One other challenge faced by LLMs is the Lost within the Middle, context problem as discussed intimately on this paper. Research and my experiences with RAG systems handling multiple documents describe that LLMs usually are not very robust in terms of extrapolating information from long context inputs. Model performance degrades considerably when relevant information is somewhere in the midst of the context. Nevertheless, the performance improves when the required information is either originally or the top of the provided context. Document Re-ranking is an answer that has change into a subject of progressively heavy discussion and research to tackle this specific issue. I might be exploring a couple of of those methods in one other post. For now, allow us to get back to the answer we’re exploring which utilizes K-Means Clustering.

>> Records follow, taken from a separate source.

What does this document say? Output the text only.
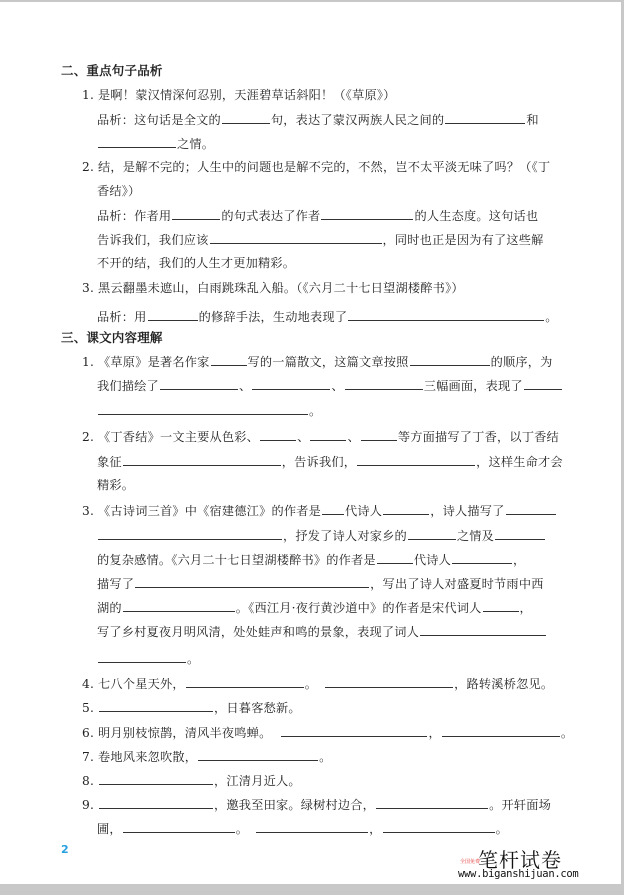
二、重点句子品析
1. 是啊！蒙汉情深何忍别，天涯碧草话斜阳！（《草原》）
品析：这句话是全文的	句，表达了蒙汉两族人民之间的	和
之情。
2. 结，是解不完的；人生中的问题也是解不完的，不然，岂不太平淡无味了吗？（《丁
香结》）
品析：作者用	的句式表达了作者	的人生态度。这句话也
告诉我们，我们应该	，同时也正是因为有了这些解
不开的结，我们的人生才更加精彩。
3. 黑云翻墨未遮山，白雨跳珠乱入船。（《六月二十七日望湖楼醉书》）
品析：用	的修辞手法，生动地表现了	。
三、课文内容理解
1. 《草原》是著名作家	写的一篇散文，这篇文章按照	的顺序，为
我们描绘了	、	、	三幅画面，表现了
。
2. 《丁香结》一文主要从色彩、	、	、	等方面描写了丁香，以丁香结
象征	，告诉我们，	，这样生命才会
精彩。
3. 《古诗词三首》中《宿建德江》的作者是 代诗人	，诗人描写了
，抒发了诗人对家乡的	之情及
的复杂感情。《六月二十七日望湖楼醉书》的作者是	代诗人	，
描写了	，写出了诗人对盛夏时节雨中西
湖的	。《西江月·夜行黄沙道中》的作者是宋代词人	，
写了乡村夏夜月明风清，处处蛙声和鸣的景象，表现了词人
。
4. 七八个星天外，	。	，路转溪桥忽见。
5.	，日暮客愁新。
6. 明月别枝惊鹊，清风半夜鸣蝉。	，	。
7. 卷地风来忽吹散，	。
8.	，江清月近人。
9.	，邀我至田家。绿树村边合，	。开轩面场
圃，	。	，	。
2
全国免费
笔杆试卷
www.biganshijuan.com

Okay, I admit I sneaked in a technical concept within the last section, allow me to elucidate it (for many who will not be aware of the tactic, I got you).

First the fundamentals

To know K-means clustering, we must always first know what clustering is. Consider this: we now have a messy desk with pens, pencils, and notes all scattered together. To wash up, one would group like items together like all pens in a single group, pencils in one other, and notes in one other creating essentially 3 separate groups (not promoting segregation). Clustering is identical process where amongst a set of information (in our case the several chunks of document text), similar data or information are grouped creating a transparent separation of concerns for the model, making it easier for our RAG system to choose and select information effectively and efficiently as a substitute of getting to undergo all of it like a greedy method.

K, Means?

K-means is a selected method to perform clustering (there are other methods but let’s not information dump). Let me explain how it really works in 5 easy steps:

  1. Picking the variety of groups (K): What number of groups we would like the information to be divided into
  2. Choosing group centers: Initially, a middle value for every of the K-groups is randomly chosen
  3. Group task: Each data point is then assigned to every group based on how close it’s to the previously chosen centers. Example: items closest to center 1 are assigned to group 1, items closest to center 2 might be assigned to group 2…and so forth till Kth group.
  4. Adjusting the centers: In spite of everything the information points have been pigeonholed, we calculate the common of the positions of the items in each group and these averages change into the brand new centers to enhance accuracy (because we had initially chosen them at random).
  5. Rinse and repeat: With the brand new centers, the information point assignments are again updated for the K-groups. This is completed till the difference (mathematically the Euclidean distance) is minimal for items inside a gaggle and the maximal from other data points of other groups, ergo optimal segregation.

While this will likely be quite a simplified explanation, a more detailed and technical explanation (for my fellow nerds) of this algorithm will be found here.